The grievance industry goes on about the high level of mental illness and early deaths among the Irish in Britain and blames our hosts for not looking after us well enough. The reality is that much of the mental illness has occurred mainly among lonely single men whose problems were exacerbated by leaving home: vulnerable people make bad emigrants.

And the ill-health is a result, as one researcher explained to me, of the Irish believing they are invincible - a trait for which we are notorious among the English. "I don't know how you do it," is the cry we hear frequently from English friends who left the restaurant at midnight and have just heard that we went on to a nightclub until 4 a.m. "It would kill me." The answer, of course, is that it will kill us.

And while I'm at it. Many of the "No Irish" signs outside boarding houses were a reaction to our drinking habits. Can landladies be blamed for preferring the cocoa-and-slippers brigade to the eight-pints-and-I'll-beat-any-man-in-the-house contingent?

Like Tim Pat Coogan, the grievance industry has made much over the years of how we have lived in fear because of oppressive legislation and an anti-Irish legal system. Let us take the PTA first. On the radio, Tim Pat spoke of 6,500 arrests of innocent people under the PTA since it was introduced in 1974. Apart from Irish tourists and other visitors, there are over a million Irish-born in Britain and an estimated seven to 10 million of Irish descent.

Call me a lickspittle to the British establishment, but I don't think the holding of 6,500 suspects - usually for a few hours and occasionally for a few days - is an overreaction during a quarter of a century when the IRA was blowing up bits of England.

And while the miscarriages of justice were awful, I've yet to come across a better legal system than exists in Britain or one more inclined to admit its mistakes. For the Americans, who routinely execute mental defectives, to wax eloquent about the Birmingham Six or the Guildford Four drives me bonkers. Who led the campaign for their release? English people, that's who. People like the writer Robert Kee and the MP Chris Mullin.

Most Irish-born people in England came here to make a living or because they couldn't stand the narrowness and claustrophobia of home.

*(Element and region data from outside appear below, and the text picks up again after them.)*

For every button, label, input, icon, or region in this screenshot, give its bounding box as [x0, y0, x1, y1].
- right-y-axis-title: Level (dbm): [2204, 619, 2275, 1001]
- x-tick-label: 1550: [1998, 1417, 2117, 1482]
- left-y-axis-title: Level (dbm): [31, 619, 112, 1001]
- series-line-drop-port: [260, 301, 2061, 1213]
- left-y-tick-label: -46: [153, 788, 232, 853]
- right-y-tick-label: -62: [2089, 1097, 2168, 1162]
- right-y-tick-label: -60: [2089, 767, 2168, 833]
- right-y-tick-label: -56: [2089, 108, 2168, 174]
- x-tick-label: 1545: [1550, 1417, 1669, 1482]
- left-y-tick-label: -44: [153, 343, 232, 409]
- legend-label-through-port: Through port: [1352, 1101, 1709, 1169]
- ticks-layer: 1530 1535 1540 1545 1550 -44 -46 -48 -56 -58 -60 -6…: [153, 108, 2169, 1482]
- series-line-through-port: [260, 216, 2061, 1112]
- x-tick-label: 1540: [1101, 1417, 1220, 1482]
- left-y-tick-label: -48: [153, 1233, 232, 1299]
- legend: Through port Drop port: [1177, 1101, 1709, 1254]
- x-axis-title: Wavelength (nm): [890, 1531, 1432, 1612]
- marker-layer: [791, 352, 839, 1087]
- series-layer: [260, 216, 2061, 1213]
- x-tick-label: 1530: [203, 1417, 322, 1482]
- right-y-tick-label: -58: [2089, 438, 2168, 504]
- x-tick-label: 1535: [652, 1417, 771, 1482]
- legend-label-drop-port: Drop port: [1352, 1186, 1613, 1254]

There was a great deal of pain and homesickness for many, but that was a fact of exile life: it was not the fault of our generally decent and tolerant hosts. Part of our whinging nationalist inheritance made us touchy and suspicious: English reserve was seen as unfriendliness, English politeness as condescension.

I KNOW very well a young second-generation Irish chap whose father worked on Irish-controlled building-sites; his mother worked as a barmaid in an Irish club. They socialised in exclusively Irish Catholic circles and denounced the English as stand-offish and superior. It took them a long time to realise their four children, all of whom were turned off their Irish heritage because they associated it with drink and republican songs, thought of themselves as English.

If being Irish in Britain was generally fine for my generation, it is wonderful for the 20 and 30 somethings. Cheap phone-calls and air fares have virtually abolished homesickness and opportunities back home mean there is no longer the sense that one can never return.

The Irish are not just liked: we inspire great affection. Now that we're self-confident and have stopped being touchy, the Brit-in-the-street is delighted with us. "He isn't a shrinking violet," I said to a BBC producer apropos John A. Murphy. "I've never met an Irish person who is," she said.

I've known in the past Irish people who would instantly have found that offensive rather than complimentary.

I give enormous credit to the effect on British public opinion of Irish broadcasters who were relaxed about their accents and identity - people like Anthony Clare, Frank Delaney and Henry Kelly. But the palm goes to Terry Wogan, who over decades on Radio 2 made millions of ordinary British people laugh at him and at themselves and was a perfect role-model for Irish emigrants. He's happy being Irish and lives happily in Britain: he loves his hosts and they love him. And that love-affair started long before St Tony or the Blessed Mo were even heard of.